In a major surprise, Australia’s jobless rate remained steady at 5.8% last month. Thousands of part time jobs were created, leading to a sharp, 32,000 rise in the number of people who found work.
The news, from the Australian Bureau of Statistics, flies in the face of market forecasts for a rise of 16,000 or so in the number of jobless and an unemployment rate of 6%.
Instead, the number of unemployed increased by just 800 in the month. A graph of the unemployment rate published with today’s data now has a noticeable flattening at the top, suggesting the rate could be closer to peaking than previously thought.
The ANZ this week estimated the unemployment rate would peak at 7.5%, with the July rate hitting 6.1%, with 18,000 jobs lost. In fact the rate has muddled from 5.7% down to 5.5%, then up to 5.8% since March of this year. Some thought the April figure was caused by the smaller sample used by the ABS since last July, but the old sample size has been restored and the unemployment rate is only up 0.1% from March.
The news will add to suggestions that the economy is better placed than thought, despite this week’s 1.4% slide in retail sales. The trade account did better than forecast in June and the Reserve Bank’s Commodity Price Index for July shows what could be the start of steadying in the sharp fall in commodity returns this year.
Some commentators will speculate that the news brings a rate rise closer from the RBA, but the improvement last month would have to be sustained for several months.
The ABS said full time employment “increased by 32,200 to 10,793,600. Full-time employment decreased by 16,000 to 7,590,400 and part-time employment increased by 48,200 to 3,203,200.”
That figure for part time work is by far the highest every recorded and the first time it has been over 3 million positions. In fact the number of part time jobs has been running at record levels for the past four months as more employers switch workers to less than full time work rather than sack them.
The number of people employed at 10,793,600 last month was the highest since last February when it was 10.805 million.

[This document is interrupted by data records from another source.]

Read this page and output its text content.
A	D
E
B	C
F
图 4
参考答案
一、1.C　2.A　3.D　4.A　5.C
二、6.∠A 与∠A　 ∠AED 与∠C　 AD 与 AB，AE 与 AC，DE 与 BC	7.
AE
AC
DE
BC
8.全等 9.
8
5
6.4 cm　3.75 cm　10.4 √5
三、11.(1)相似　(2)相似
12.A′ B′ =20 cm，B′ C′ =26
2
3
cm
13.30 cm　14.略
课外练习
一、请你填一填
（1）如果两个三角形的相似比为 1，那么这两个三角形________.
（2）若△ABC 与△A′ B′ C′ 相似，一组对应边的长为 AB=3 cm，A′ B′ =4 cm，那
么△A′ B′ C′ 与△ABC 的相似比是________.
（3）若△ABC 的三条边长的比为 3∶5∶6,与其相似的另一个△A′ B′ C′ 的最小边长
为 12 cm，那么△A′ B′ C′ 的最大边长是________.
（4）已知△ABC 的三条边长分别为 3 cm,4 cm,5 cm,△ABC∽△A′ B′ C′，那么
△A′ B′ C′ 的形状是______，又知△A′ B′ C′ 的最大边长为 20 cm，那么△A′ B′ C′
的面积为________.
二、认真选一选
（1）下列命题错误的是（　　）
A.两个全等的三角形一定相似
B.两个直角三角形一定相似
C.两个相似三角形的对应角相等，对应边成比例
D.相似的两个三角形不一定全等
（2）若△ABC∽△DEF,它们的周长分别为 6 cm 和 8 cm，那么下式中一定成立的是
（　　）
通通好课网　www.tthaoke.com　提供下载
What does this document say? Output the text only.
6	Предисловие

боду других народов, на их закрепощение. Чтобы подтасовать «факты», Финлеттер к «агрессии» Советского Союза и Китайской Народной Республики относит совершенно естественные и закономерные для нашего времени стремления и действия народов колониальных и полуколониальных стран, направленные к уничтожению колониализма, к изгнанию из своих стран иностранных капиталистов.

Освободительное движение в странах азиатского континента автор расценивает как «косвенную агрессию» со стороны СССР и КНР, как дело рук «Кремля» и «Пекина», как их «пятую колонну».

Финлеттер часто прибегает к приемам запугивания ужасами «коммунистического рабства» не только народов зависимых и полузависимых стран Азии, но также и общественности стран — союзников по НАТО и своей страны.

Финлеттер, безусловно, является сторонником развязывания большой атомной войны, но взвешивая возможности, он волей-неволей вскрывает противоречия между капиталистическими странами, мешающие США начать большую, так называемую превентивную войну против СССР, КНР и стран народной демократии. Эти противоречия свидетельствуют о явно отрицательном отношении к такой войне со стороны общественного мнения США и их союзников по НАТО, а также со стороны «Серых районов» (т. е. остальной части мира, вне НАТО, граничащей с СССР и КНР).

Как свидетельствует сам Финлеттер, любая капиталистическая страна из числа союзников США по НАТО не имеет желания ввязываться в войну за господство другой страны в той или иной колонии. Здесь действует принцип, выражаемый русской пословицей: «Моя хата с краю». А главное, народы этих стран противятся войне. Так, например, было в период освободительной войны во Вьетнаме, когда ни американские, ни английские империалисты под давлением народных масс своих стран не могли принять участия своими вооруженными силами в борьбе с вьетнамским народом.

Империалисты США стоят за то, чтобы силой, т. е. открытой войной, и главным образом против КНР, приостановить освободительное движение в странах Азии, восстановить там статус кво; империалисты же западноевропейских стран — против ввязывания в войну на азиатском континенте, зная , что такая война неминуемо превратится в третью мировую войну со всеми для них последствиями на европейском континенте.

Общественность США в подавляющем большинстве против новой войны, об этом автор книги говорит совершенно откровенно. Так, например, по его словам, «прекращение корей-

The ABS said that unemployment “increased by 800 to 664,100. The number of persons looking for full-time work decreased by 4,800 to 495,900 and the number of persons looking for part-time work increased by 5,600 to 168,200.”
And the unemployment rate “remained steady at 5.8%. The male unemployment rate increased 0.1 percentage point to 6.2%, and the female unemployment rate decreased 0.1 percentage point to 5.3%.”
The ABS also, published a national set of figures for the number of hours worked which showed a small fall in July after a rise in June.